O corpo médico do HU é formado por 174 profissionais técnicos, que prestam serviço no pronto atendimento, e por 87 docentes que trabalham no ambulatório. Os 240 estudantes de Medicina e os 60 residentes foram liberados das aulas para participar da mobilização.
No Consórcio Público Intermunicipal de Saúde do Setentrião Paranaense (Cisamusep), 12 médicos especialistas faziam o atendimento de pacientes na manhã de ontem. E, apesar da paralisação, segundo a secretária-executiva da entidade, Zuleide Bezerra, nenhum procedimento foi cancelado.
O Cisamusep oferta consultas especializadas, exames e pequenas cirurgias para 30 municípios da região de Maringá. Por dia, são feitos entre 500 e 600 atendimentos, e por mês, 12 mil pacientes procuram os serviços do consórcio.
Os hospitais Santa Rita, Santa Casa e Municipal informaram que nenhum atendimento teve de ser cancelado. Nas Unidades de Pronto Atendimento Zona Norte e Sul, pacientes foram atendidos normalmente.
Protesto
Ontem pela manhã, um grupo de 200
médicos, estudantes e residentes - a maioria da UEM e do HU - fez um
protesto que percorreu trecho de 1,5 quilômetro pelas avenidas Herval e
Tiradentes até a catedral. A insatisfação da categoria é direcionada
ao programa federal Mais Médicos e à falta de condições para o
exercício da profissão em cidades do interior.
Médicos e futuros profissionais percorreram o trajeto usando jalecos, nariz de palhaço e uma faixa preta no braço, simbolizando o luto da categoria. Alguns carregavam cartazes, outros distribuíam panfletos e uma comissão de frente promovia um batuque para chamar a atenção do público.
O programa Mais Médicos, que pretende importar profissionais e estender o curso de Medicina de 6 para 8 anos, foi duramente criticado pelos manifestantes. "É uma coisa estapafúrdia, sem pé nem cabeça e fere tudo o que há de mais sagrado na Constituição porque não se respeitou direito nenhum", diz o pediatra José Carlos Amador, conselheiro do Conselho Regional de Medicina (CRM).
A vinda dos profissionais estrangeiros sem a comprovação pelo Revalida foi um duro golpe do governo na classe médica brasileira. "Não sabemos nem se essas pessoas são formadas e se elas conseguem falar português e serem entendidas pelo povo", pontua Amador. "Pedimos para que seja feita a prova do Revalida e se o sujeito provar que tem condições de trabalhar, aí tudo bem."
Na passeata, os manifestantes insistiam que o problema da saúde pública do País não é a falta de médicos, mas de condições de trabalho. "Se nos derem estrutura teremos médicos em todas as cidades do Brasil."
A categoria pede também que se crie a carreira de médico, que sejam abertos concursos públicos para que os profissionais não fiquem sujeitos às mudanças políticas em pequenos municípios. "Queremos que quando mudar o prefeito não seja preciso mudar também o médico. Hoje, a gente não tem garantia, não existe contrato, é uma coisa palavreada. Diz que o médico vai ganhar uma coisa e depois não paga, atrasa... Em 100% das cidades pequenas os médicos receberam calote das prefeituras", argumenta Amador.
A anestesiologista Tereza Gurgel, que também participou da passeata, diz que além de o médico estar suscetível a mudanças políticas, a estrutura no interior é precária. "Precisa ter um lugar decente para trabalhar, mas a maioria das prefeituras compra ambulâncias para despachar [os pacientes] para outro lugar. Não tem nem raio x."

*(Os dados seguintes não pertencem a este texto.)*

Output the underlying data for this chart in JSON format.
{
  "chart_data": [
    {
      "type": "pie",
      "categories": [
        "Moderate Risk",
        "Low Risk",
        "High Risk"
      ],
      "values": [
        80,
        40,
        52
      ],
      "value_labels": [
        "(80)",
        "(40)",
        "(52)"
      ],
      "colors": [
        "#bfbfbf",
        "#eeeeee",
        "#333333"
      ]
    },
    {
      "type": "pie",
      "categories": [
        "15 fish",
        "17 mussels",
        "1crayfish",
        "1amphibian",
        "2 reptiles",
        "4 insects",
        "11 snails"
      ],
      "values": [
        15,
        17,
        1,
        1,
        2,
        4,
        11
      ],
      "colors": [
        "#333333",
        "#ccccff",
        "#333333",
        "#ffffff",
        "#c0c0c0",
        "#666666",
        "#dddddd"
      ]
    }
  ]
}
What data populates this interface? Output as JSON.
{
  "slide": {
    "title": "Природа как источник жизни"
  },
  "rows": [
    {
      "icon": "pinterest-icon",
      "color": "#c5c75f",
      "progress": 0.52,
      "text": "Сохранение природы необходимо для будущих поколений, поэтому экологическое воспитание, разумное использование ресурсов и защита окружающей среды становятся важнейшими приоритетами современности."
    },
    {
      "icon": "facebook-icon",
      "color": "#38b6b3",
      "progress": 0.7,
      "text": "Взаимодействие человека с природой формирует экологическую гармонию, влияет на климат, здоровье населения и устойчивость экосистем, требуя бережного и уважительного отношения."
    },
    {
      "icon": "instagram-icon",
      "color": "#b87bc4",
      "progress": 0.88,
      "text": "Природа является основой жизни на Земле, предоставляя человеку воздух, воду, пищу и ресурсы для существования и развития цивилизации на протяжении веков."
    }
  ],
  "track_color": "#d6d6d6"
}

Médico em Arapongas, Fernando Ferreira diz que há municípios que chegam a pagar o triplo por um plantão, mas não oferecem estrutura de trabalho. "Sou eu e meu estetoscópio", ilustra. "Não é salário que a gente quer, e sim condições dignas de estar em cada canto do Brasil. A gente consegue fazer isso, desde que tenhamos plano de carreira."
A mudança de grupos políticos no interior, segundo Fernando, faz com o médico migre de cidade em cidade. "Eu vou ser um peregrino? Não, eu sou médico."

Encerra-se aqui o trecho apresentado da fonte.